The summer went on like that last year. We tried the pulled pork sandwich plate and sat on the front porch of Pete’s Pig in Belgrade Lakes one afternoon—in a rare twist, the owner, Peter Clark, actually is from Maine and was inspired by tasting barbecue around the South. On another day, we stopped in for pulled pork on a just-baked bun at the Mill Stream Deli, Bakery and BBQ in Blue Hill. That’s where Michigan transplant Tim Bingham fires up the smoker with local fruit woods in the rear yard behind the 1840s storefront, and Linda Phillips (from a five-generation Mt.
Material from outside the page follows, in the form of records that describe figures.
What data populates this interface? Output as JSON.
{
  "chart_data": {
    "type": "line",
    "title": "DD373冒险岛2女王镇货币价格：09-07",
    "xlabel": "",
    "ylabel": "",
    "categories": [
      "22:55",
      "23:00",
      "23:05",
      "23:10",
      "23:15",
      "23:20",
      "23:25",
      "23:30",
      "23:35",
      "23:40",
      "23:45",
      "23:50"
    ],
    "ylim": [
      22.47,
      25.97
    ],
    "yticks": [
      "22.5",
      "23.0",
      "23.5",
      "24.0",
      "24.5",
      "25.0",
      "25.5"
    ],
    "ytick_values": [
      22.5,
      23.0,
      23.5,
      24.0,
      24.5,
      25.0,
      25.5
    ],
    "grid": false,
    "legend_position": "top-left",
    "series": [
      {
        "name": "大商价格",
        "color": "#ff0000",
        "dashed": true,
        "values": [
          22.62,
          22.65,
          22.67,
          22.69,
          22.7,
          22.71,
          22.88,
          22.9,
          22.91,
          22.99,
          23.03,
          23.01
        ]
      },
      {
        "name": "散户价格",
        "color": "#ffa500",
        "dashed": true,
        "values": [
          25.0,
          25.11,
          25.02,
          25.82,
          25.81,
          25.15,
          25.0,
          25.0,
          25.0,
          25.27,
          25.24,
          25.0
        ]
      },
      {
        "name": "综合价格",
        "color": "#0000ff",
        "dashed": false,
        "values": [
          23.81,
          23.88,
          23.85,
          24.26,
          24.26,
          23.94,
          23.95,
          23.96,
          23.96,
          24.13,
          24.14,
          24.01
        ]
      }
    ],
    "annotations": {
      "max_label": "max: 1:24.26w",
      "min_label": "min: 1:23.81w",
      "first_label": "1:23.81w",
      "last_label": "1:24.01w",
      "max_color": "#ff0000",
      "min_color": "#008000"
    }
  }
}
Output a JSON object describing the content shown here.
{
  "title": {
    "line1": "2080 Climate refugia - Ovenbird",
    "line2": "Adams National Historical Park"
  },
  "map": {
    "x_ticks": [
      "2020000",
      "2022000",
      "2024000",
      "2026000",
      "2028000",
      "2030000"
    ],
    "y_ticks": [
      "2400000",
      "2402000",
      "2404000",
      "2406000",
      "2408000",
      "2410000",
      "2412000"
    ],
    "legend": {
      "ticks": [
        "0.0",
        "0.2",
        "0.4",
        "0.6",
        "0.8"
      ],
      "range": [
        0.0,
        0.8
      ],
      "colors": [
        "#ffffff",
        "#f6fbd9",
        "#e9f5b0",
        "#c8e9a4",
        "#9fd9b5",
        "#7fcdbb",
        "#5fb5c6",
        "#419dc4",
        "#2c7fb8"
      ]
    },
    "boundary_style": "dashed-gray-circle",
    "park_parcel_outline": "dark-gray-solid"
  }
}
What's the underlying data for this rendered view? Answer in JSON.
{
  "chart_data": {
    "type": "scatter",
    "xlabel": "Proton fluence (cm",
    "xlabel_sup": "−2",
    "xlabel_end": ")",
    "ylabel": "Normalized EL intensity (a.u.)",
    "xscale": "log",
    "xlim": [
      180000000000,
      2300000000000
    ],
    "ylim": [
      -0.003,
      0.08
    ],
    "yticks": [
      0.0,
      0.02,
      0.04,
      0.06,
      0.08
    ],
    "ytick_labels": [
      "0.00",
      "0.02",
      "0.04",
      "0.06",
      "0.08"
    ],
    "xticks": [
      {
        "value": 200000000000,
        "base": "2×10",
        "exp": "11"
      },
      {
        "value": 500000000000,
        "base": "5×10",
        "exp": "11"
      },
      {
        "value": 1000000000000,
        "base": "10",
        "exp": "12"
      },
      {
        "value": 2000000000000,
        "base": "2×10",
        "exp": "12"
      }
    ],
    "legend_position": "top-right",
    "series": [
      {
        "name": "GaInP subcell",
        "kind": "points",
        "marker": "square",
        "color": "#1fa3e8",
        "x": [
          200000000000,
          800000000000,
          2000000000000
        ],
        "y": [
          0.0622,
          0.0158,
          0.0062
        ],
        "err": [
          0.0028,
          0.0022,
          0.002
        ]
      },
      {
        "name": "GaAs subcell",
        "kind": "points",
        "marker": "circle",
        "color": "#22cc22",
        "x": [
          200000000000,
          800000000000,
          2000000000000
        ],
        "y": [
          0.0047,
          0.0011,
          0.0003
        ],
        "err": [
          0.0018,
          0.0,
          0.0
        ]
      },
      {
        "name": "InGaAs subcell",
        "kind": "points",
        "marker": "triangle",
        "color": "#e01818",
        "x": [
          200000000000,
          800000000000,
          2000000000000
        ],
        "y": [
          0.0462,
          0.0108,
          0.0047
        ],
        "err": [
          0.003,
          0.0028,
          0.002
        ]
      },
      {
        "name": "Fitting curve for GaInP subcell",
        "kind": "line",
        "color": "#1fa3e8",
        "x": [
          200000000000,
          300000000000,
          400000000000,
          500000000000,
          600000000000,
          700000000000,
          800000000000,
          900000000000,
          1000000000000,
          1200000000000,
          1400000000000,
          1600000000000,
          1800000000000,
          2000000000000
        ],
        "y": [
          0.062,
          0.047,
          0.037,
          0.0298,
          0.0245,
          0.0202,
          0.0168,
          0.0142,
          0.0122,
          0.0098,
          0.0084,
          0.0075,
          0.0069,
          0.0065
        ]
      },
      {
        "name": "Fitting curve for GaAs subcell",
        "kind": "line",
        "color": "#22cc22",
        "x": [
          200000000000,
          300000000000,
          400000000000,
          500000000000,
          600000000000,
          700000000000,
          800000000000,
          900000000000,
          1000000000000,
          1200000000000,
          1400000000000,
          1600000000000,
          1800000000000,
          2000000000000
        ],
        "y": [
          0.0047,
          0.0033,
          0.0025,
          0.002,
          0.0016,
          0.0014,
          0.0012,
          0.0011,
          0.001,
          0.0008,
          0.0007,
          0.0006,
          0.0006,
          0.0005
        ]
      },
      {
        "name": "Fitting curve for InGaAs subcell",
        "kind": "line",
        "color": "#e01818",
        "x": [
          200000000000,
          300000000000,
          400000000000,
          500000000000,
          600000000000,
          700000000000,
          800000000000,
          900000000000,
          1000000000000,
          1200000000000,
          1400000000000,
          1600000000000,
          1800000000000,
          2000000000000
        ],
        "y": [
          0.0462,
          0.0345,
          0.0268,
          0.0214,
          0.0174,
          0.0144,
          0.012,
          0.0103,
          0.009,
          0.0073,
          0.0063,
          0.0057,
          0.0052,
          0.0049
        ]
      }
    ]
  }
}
Desert family) bakes everything from lemon-ginger scones to savory pastries with kale. The couple enjoys history and community, and there may not be another barbecue place in the country where you can drop ice cubes into your cup of sweet tea using a silver antique ice bucket and tongs.

Regional differences blend and blur. Stack the alder or apple wood, fire up the smoker by the bay or behind the 1800s general store, add some music, and you’ve got something comfortable and familiar, but new. To that I say: keep bringing it on, y’all.